Renewables rise to 15% of U.S. electricity generation in Q1-Q3 2016

According to the latest information from the U.S. Department of Energy’s Energy Information Administration, renewable energy has increased to 15% of U.S. electricity generation in the first nine months of 2016, its highest level in at least 30 years. And while the largest single source is still hydroelectric dams, all non-hydro sources now make up a larger share at 8.5% of all generation.

Both distributed and utility-scale solar added up to 1.4% of total generation during this period, a 41% increase over the figure for the first nine months of 2015. And while the U.S. beat out Japan to become the world’s second-largest solar market this year, due to in part to its large size solar makes up a smaller portion of total generation than in Japan, most Western European nations and even some countries in Latin America.

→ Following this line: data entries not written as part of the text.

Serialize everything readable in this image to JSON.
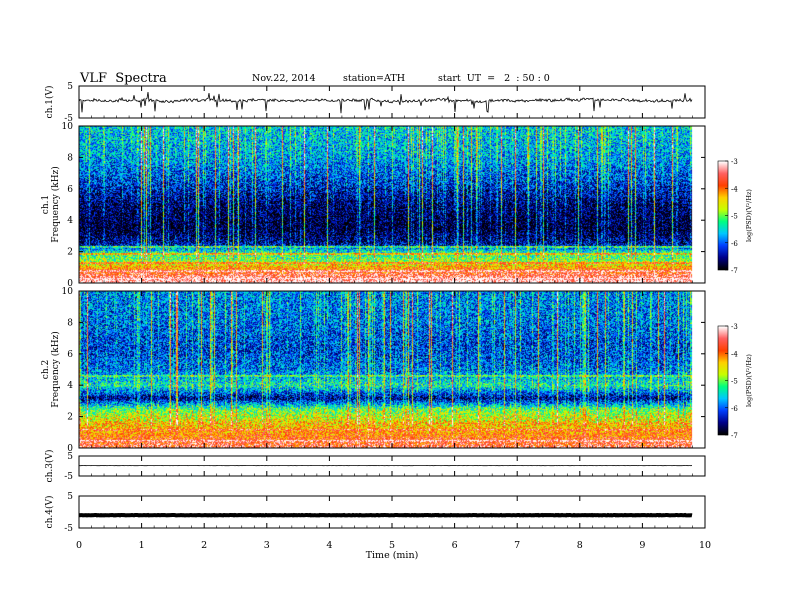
{
  "header": {
    "title": "VLF  Spectra",
    "date": "Nov.22, 2014",
    "station": "station=ATH",
    "start_time": "start  UT  =   2  : 50 : 0"
  },
  "chart_data": [
    {
      "id": "ch1-waveform",
      "type": "line",
      "ylabel": "ch.1(V)",
      "ylim": [
        -5,
        5
      ],
      "yticks": [
        "5",
        "-5"
      ],
      "description_values": {
        "baseline_V": 0.5,
        "amplitude_V": 0.8
      },
      "xlim": [
        0,
        10
      ]
    },
    {
      "id": "ch1-spectrogram",
      "type": "heatmap",
      "ylabel": "Frequency (kHz)",
      "channel_label": "ch.1",
      "ylim": [
        0,
        10
      ],
      "yticks": [
        "0",
        "2",
        "4",
        "6",
        "8",
        "10"
      ],
      "xlim": [
        0,
        10
      ],
      "data_end_min": 9.8,
      "colorbar": {
        "label": "log(PSD)(V²/Hz)",
        "range": [
          -7,
          -3
        ],
        "ticks": [
          "-3",
          "-4",
          "-5",
          "-6",
          "-7"
        ]
      },
      "profile": [
        {
          "f_khz": 0.2,
          "logpsd": -3.2
        },
        {
          "f_khz": 0.6,
          "logpsd": -3.6
        },
        {
          "f_khz": 1.0,
          "logpsd": -4.2
        },
        {
          "f_khz": 1.5,
          "logpsd": -5.0
        },
        {
          "f_khz": 2.0,
          "logpsd": -5.4
        },
        {
          "f_khz": 2.5,
          "logpsd": -6.5
        },
        {
          "f_khz": 3.5,
          "logpsd": -6.9
        },
        {
          "f_khz": 5.0,
          "logpsd": -6.7
        },
        {
          "f_khz": 6.5,
          "logpsd": -6.2
        },
        {
          "f_khz": 8.0,
          "logpsd": -5.8
        },
        {
          "f_khz": 10.0,
          "logpsd": -5.6
        }
      ],
      "bands_khz": [
        {
          "f": 0.3,
          "logpsd": -3.1
        },
        {
          "f": 0.5,
          "logpsd": -4.5
        },
        {
          "f": 0.8,
          "logpsd": -3.4
        },
        {
          "f": 1.3,
          "logpsd": -4.0
        },
        {
          "f": 1.9,
          "logpsd": -4.6
        },
        {
          "f": 2.3,
          "logpsd": -5.2
        }
      ]
    },
    {
      "id": "ch2-spectrogram",
      "type": "heatmap",
      "ylabel": "Frequency (kHz)",
      "channel_label": "ch.2",
      "ylim": [
        0,
        10
      ],
      "yticks": [
        "0",
        "2",
        "4",
        "6",
        "8",
        "10"
      ],
      "xlim": [
        0,
        10
      ],
      "data_end_min": 9.8,
      "colorbar": {
        "label": "log(PSD)(V²/Hz)",
        "range": [
          -7,
          -3
        ],
        "ticks": [
          "-3",
          "-4",
          "-5",
          "-6",
          "-7"
        ]
      },
      "profile": [
        {
          "f_khz": 0.2,
          "logpsd": -3.6
        },
        {
          "f_khz": 0.8,
          "logpsd": -4.0
        },
        {
          "f_khz": 1.5,
          "logpsd": -4.4
        },
        {
          "f_khz": 2.5,
          "logpsd": -5.1
        },
        {
          "f_khz": 3.2,
          "logpsd": -6.6
        },
        {
          "f_khz": 4.0,
          "logpsd": -5.4
        },
        {
          "f_khz": 5.0,
          "logpsd": -6.0
        },
        {
          "f_khz": 6.5,
          "logpsd": -6.2
        },
        {
          "f_khz": 8.0,
          "logpsd": -6.0
        },
        {
          "f_khz": 10.0,
          "logpsd": -5.9
        }
      ],
      "bands_khz": [
        {
          "f": 0.5,
          "logpsd": -3.2
        },
        {
          "f": 1.2,
          "logpsd": -3.8
        },
        {
          "f": 1.6,
          "logpsd": -4.2
        },
        {
          "f": 2.0,
          "logpsd": -4.6
        },
        {
          "f": 4.6,
          "logpsd": -5.3
        }
      ]
    },
    {
      "id": "ch3-waveform",
      "type": "line",
      "ylabel": "ch.3(V)",
      "ylim": [
        -5,
        5
      ],
      "yticks": [
        "5",
        "-5"
      ],
      "description_values": {
        "baseline_V": 0.2,
        "amplitude_V": 0.1
      },
      "xlim": [
        0,
        10
      ]
    },
    {
      "id": "ch4-waveform",
      "type": "line",
      "ylabel": "ch.4(V)",
      "ylim": [
        -5,
        5
      ],
      "yticks": [
        "5",
        "-5"
      ],
      "description_values": {
        "baseline_V": -1.0,
        "amplitude_V": 0.15
      },
      "xlim": [
        0,
        10
      ]
    }
  ],
  "x_axis": {
    "label": "Time  (min)",
    "ticks": [
      "0",
      "1",
      "2",
      "3",
      "4",
      "5",
      "6",
      "7",
      "8",
      "9",
      "10"
    ]
  },
  "colors": {
    "frame": "#000000",
    "colormap": [
      "#000000",
      "#00008b",
      "#0040ff",
      "#00c8ff",
      "#00ff80",
      "#c8ff00",
      "#ffd000",
      "#ff4000",
      "#ff6060",
      "#ffffff"
    ]
  }
}
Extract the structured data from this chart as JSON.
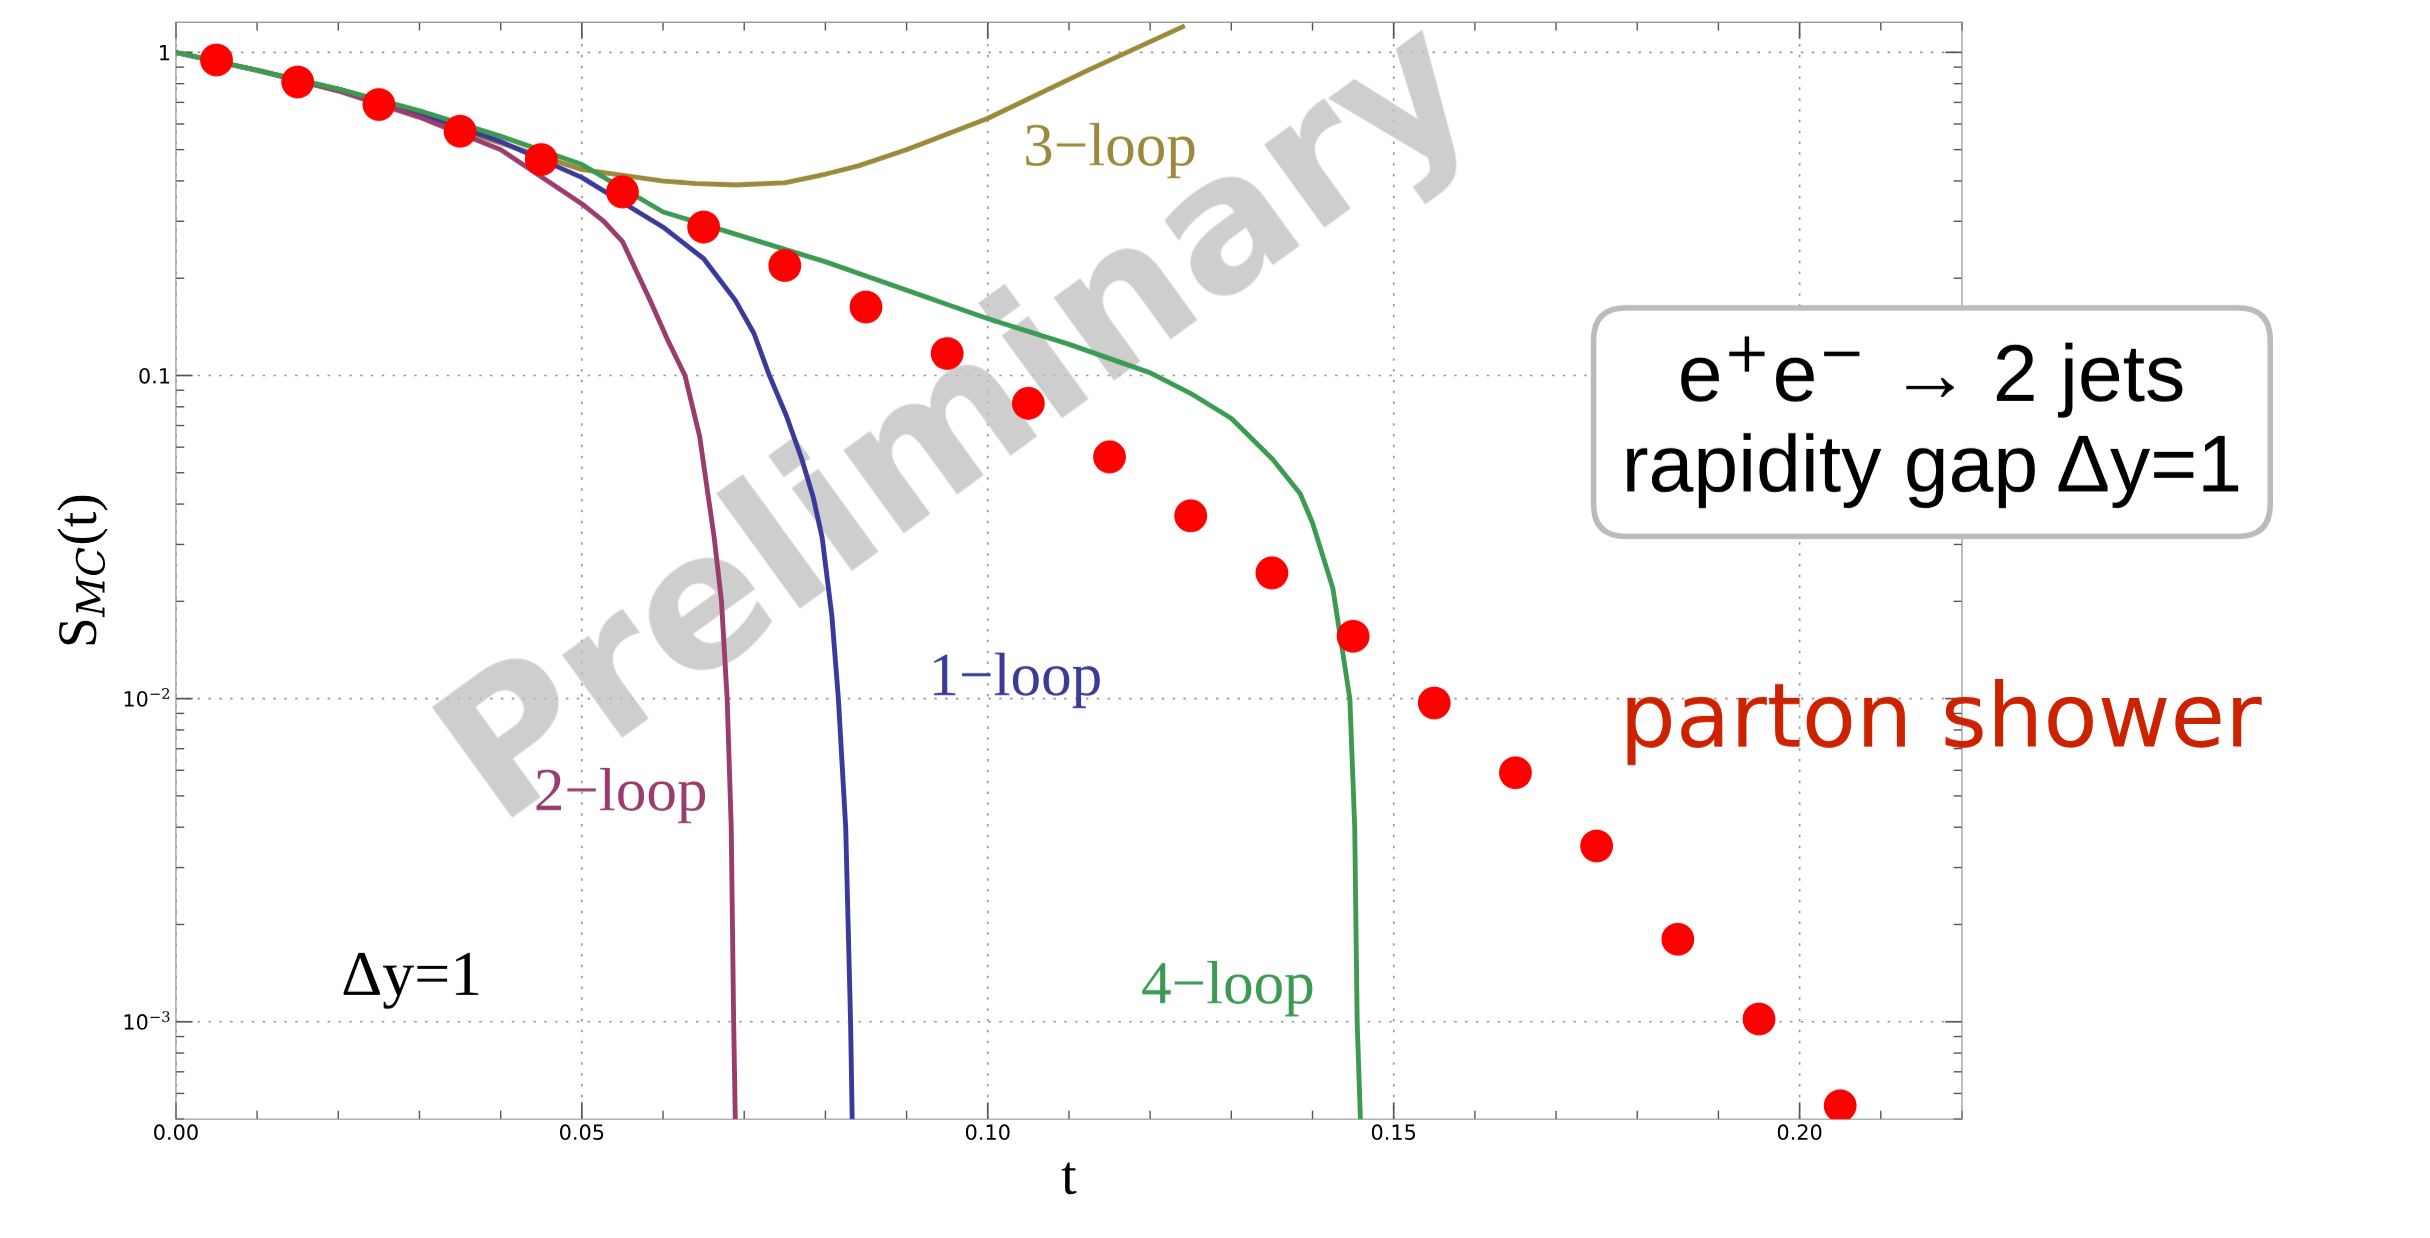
{
  "chart_data": {
    "type": "line",
    "xlabel": "t",
    "ylabel": "S$_{MC}$(t)",
    "xlim": [
      0,
      0.22
    ],
    "ylim": [
      0.0005,
      1.24
    ],
    "log": "y",
    "xticks": [
      {
        "value": 0,
        "label": "0.00"
      },
      0.05,
      {
        "value": 0.1,
        "label": "0.10"
      },
      0.15,
      {
        "value": 0.2,
        "label": "0.20"
      }
    ],
    "yticks": [
      {
        "value": 0.001,
        "label": "10$^{−3}$"
      },
      {
        "value": 0.01,
        "label": "10$^{−2}$"
      },
      0.1,
      1
    ],
    "grid": true,
    "legend": false,
    "series": [
      {
        "name": "3−loop",
        "color": "#9a8a3a",
        "x": [
          0,
          0.01,
          0.02,
          0.03,
          0.037,
          0.05,
          0.06,
          0.064,
          0.069,
          0.075,
          0.08,
          0.0841,
          0.09,
          0.1,
          0.1124,
          0.124
        ],
        "values": [
          1,
          0.88,
          0.77,
          0.65,
          0.555,
          0.434,
          0.4,
          0.393,
          0.389,
          0.395,
          0.42,
          0.446,
          0.5,
          0.625,
          0.882,
          1.2
        ]
      },
      {
        "name": "1−loop",
        "color": "#3a3a9a",
        "x": [
          0.02,
          0.03,
          0.04,
          0.05,
          0.06,
          0.065,
          0.0689,
          0.0712,
          0.0731,
          0.0752,
          0.0771,
          0.0785,
          0.0796,
          0.0808,
          0.0816,
          0.0825,
          0.0831,
          0.0833
        ],
        "values": [
          0.77,
          0.65,
          0.53,
          0.41,
          0.288,
          0.23,
          0.171,
          0.135,
          0.1,
          0.075,
          0.055,
          0.042,
          0.0315,
          0.018,
          0.01,
          0.004,
          0.001,
          0.0005
        ]
      },
      {
        "name": "2−loop",
        "color": "#9a3d6e",
        "x": [
          0,
          0.01,
          0.02,
          0.03,
          0.04,
          0.05,
          0.0527,
          0.055,
          0.0584,
          0.0605,
          0.0627,
          0.0645,
          0.0663,
          0.0672,
          0.0679,
          0.0684,
          0.0687,
          0.0689
        ],
        "values": [
          1,
          0.88,
          0.76,
          0.63,
          0.5,
          0.34,
          0.3,
          0.26,
          0.171,
          0.13,
          0.1,
          0.065,
          0.0315,
          0.02,
          0.01,
          0.004,
          0.001,
          0.0005
        ]
      },
      {
        "name": "4−loop",
        "color": "#3c9a52",
        "x": [
          0,
          0.01,
          0.02,
          0.03,
          0.04,
          0.05,
          0.06,
          0.08,
          0.1,
          0.11,
          0.12,
          0.125,
          0.13,
          0.1351,
          0.1385,
          0.14,
          0.1425,
          0.1446,
          0.1452,
          0.1455,
          0.1459
        ],
        "values": [
          1,
          0.88,
          0.77,
          0.66,
          0.55,
          0.45,
          0.321,
          0.225,
          0.15,
          0.125,
          0.102,
          0.088,
          0.0737,
          0.055,
          0.043,
          0.035,
          0.022,
          0.01,
          0.004,
          0.001,
          0.0005
        ]
      },
      {
        "name": "parton shower",
        "type": "scatter",
        "color": "#ff0000",
        "x": [
          0.005,
          0.015,
          0.025,
          0.035,
          0.045,
          0.055,
          0.065,
          0.075,
          0.085,
          0.095,
          0.105,
          0.115,
          0.125,
          0.135,
          0.145,
          0.155,
          0.165,
          0.175,
          0.185,
          0.195,
          0.205
        ],
        "values": [
          0.947,
          0.81,
          0.69,
          0.57,
          0.466,
          0.37,
          0.288,
          0.219,
          0.163,
          0.117,
          0.082,
          0.056,
          0.0368,
          0.0245,
          0.0156,
          0.0097,
          0.0059,
          0.0035,
          0.0018,
          0.00102,
          0.00055
        ]
      }
    ],
    "annotations": [
      "Preliminary",
      "Δy=1",
      "e$^{+}$e$^{−}$ → 2 jets\nrapidity gap Δy=1"
    ]
  }
}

Globally, Italy was the leading nation for the portion of electricity from solar at around 9.1% of production in 2015. However, this year Italy may be surpassed by Honduras, which installed 388 MW of solar in 2015 in a nation of only 8 million residents with a per-capita GDP of under $5,000 annually. In Germany, which was long the solar market leader, solar represented 6% of generation in 2015.

However, the United States’ portion of solar will increase significantly in coming years, as solar and wind are the leading sources of new capacity coming online. The United States is expected to install 13-14 GW of solar PV this year, which will increase the overall capacity in the nation by 50%. According to Mercom Capital the United States will install another 13 GW in 2017, which means that the overall capacity of solar will double in only two years.

Currently the largest source of non-hydro electricity in the United States is wind, which represented 5.2% of generation in the first nine months of 2016. Similar to the extension of the U.S. Investment Tax Credit, the extension of the federal Production Tax Credit for wind means that the U.S. wind market remains strong, and a higher portion of non-hydro renewables can be expected in future years.